The mechanism of instability that causes the spiral breakup described in this paper is fundamentally different from the 1D instability which is responsible for the earlier observations of spiral breakup (Ito & Glass, 1991; Karma, 1993; Panfilov & Hogeweg, 1993). First, it is a pure two-dimensional mechanism, and it has no counterpart in 1D systems. Secondly, not only wave trains, but also solitary waves show this instability.
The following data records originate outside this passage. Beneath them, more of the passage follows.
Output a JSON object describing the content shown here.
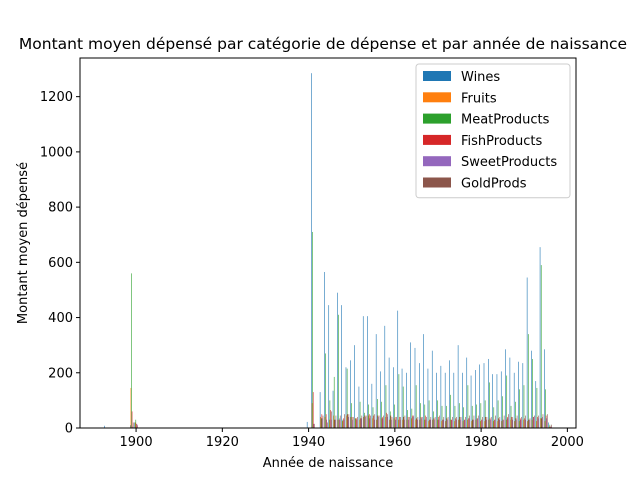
{
  "chart_data": {
    "type": "bar",
    "title": "Montant moyen dépensé par catégorie de dépense et par année de naissance",
    "xlabel": "Année de naissance",
    "ylabel": "Montant moyen dépensé",
    "xlim": [
      1887,
      2002
    ],
    "ylim": [
      0,
      1340
    ],
    "xticks": [
      1900,
      1920,
      1940,
      1960,
      1980,
      2000
    ],
    "yticks": [
      0,
      200,
      400,
      600,
      800,
      1000,
      1200
    ],
    "grid": false,
    "legend_position": "top-right",
    "x": [
      1893,
      1899,
      1900,
      1940,
      1941,
      1943,
      1944,
      1945,
      1946,
      1947,
      1948,
      1949,
      1950,
      1951,
      1952,
      1953,
      1954,
      1955,
      1956,
      1957,
      1958,
      1959,
      1960,
      1961,
      1962,
      1963,
      1964,
      1965,
      1966,
      1967,
      1968,
      1969,
      1970,
      1971,
      1972,
      1973,
      1974,
      1975,
      1976,
      1977,
      1978,
      1979,
      1980,
      1981,
      1982,
      1983,
      1984,
      1985,
      1986,
      1987,
      1988,
      1989,
      1990,
      1991,
      1992,
      1993,
      1994,
      1995,
      1996
    ],
    "series": [
      {
        "name": "Wines",
        "color": "#1f77b4",
        "values": [
          8,
          10,
          20,
          22,
          1285,
          130,
          565,
          445,
          135,
          490,
          445,
          220,
          245,
          300,
          150,
          405,
          405,
          160,
          340,
          205,
          370,
          255,
          220,
          425,
          215,
          200,
          310,
          290,
          235,
          340,
          215,
          280,
          200,
          225,
          200,
          245,
          200,
          300,
          200,
          255,
          190,
          210,
          230,
          235,
          250,
          195,
          195,
          205,
          285,
          255,
          200,
          240,
          235,
          545,
          280,
          170,
          655,
          285,
          20
        ]
      },
      {
        "name": "Fruits",
        "color": "#ff7f0e",
        "values": [
          0,
          145,
          20,
          2,
          90,
          40,
          40,
          30,
          45,
          30,
          25,
          45,
          40,
          35,
          30,
          40,
          45,
          35,
          30,
          35,
          40,
          30,
          35,
          30,
          30,
          30,
          35,
          30,
          30,
          30,
          25,
          30,
          30,
          25,
          25,
          30,
          25,
          30,
          25,
          30,
          25,
          30,
          25,
          25,
          30,
          25,
          25,
          25,
          30,
          30,
          25,
          25,
          30,
          25,
          30,
          25,
          35,
          25,
          5
        ]
      },
      {
        "name": "MeatProducts",
        "color": "#2ca02c",
        "values": [
          0,
          560,
          30,
          2,
          710,
          35,
          270,
          100,
          185,
          410,
          30,
          215,
          90,
          35,
          95,
          55,
          85,
          75,
          105,
          95,
          155,
          60,
          85,
          195,
          150,
          65,
          70,
          155,
          90,
          85,
          100,
          60,
          100,
          80,
          80,
          120,
          80,
          90,
          75,
          155,
          80,
          85,
          90,
          100,
          165,
          75,
          100,
          115,
          190,
          80,
          95,
          140,
          155,
          340,
          250,
          145,
          590,
          140,
          12
        ]
      },
      {
        "name": "FishProducts",
        "color": "#d62728",
        "values": [
          0,
          60,
          15,
          0,
          130,
          50,
          50,
          65,
          30,
          30,
          35,
          50,
          40,
          35,
          35,
          45,
          50,
          45,
          45,
          40,
          55,
          45,
          40,
          40,
          40,
          40,
          45,
          35,
          40,
          45,
          30,
          35,
          40,
          30,
          35,
          30,
          35,
          40,
          30,
          35,
          30,
          35,
          30,
          40,
          35,
          30,
          35,
          30,
          40,
          40,
          35,
          35,
          35,
          30,
          40,
          40,
          35,
          45,
          5
        ]
      },
      {
        "name": "SweetProducts",
        "color": "#9467bd",
        "values": [
          0,
          5,
          15,
          0,
          15,
          35,
          30,
          30,
          30,
          35,
          30,
          40,
          30,
          30,
          35,
          40,
          35,
          30,
          40,
          35,
          40,
          30,
          30,
          30,
          30,
          30,
          40,
          30,
          35,
          30,
          30,
          30,
          30,
          30,
          30,
          30,
          30,
          30,
          30,
          35,
          30,
          35,
          30,
          30,
          30,
          30,
          30,
          30,
          35,
          30,
          30,
          30,
          30,
          30,
          40,
          35,
          40,
          35,
          5
        ]
      },
      {
        "name": "GoldProds",
        "color": "#8c564b",
        "values": [
          0,
          20,
          10,
          0,
          15,
          45,
          20,
          60,
          45,
          45,
          50,
          50,
          40,
          40,
          45,
          45,
          45,
          50,
          45,
          45,
          50,
          40,
          40,
          40,
          45,
          40,
          45,
          40,
          40,
          40,
          40,
          40,
          45,
          40,
          40,
          40,
          40,
          40,
          40,
          45,
          45,
          45,
          40,
          40,
          40,
          45,
          40,
          45,
          50,
          40,
          45,
          40,
          45,
          35,
          45,
          45,
          50,
          50,
          12
        ]
      }
    ]
  }
}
Although lateral instabilities of wavefronts have not been described
earlier in models for excitable media, they have been found in
bistable systems (Hagberg & Meron, 1994; Horváth *et al.*, 1993).
Horváth *et al.* (1993) found an unstable wavefront but no spiral
breakup. Hagberg & Meron (1994) showed that lateral instability made
turbulence possible through Ising-Bloch front bifurcations. An
analytical study of other types of spatial instabilities of wave
trains was reported by Kessler & Levine (1990).

We expect the phenomenon of spiral breakup by lateral instability to be not uncommon in excitable media and that it is probably easy to find comparable behaviour in other models of excitable media with non-fixed time-scales for the recovery variable.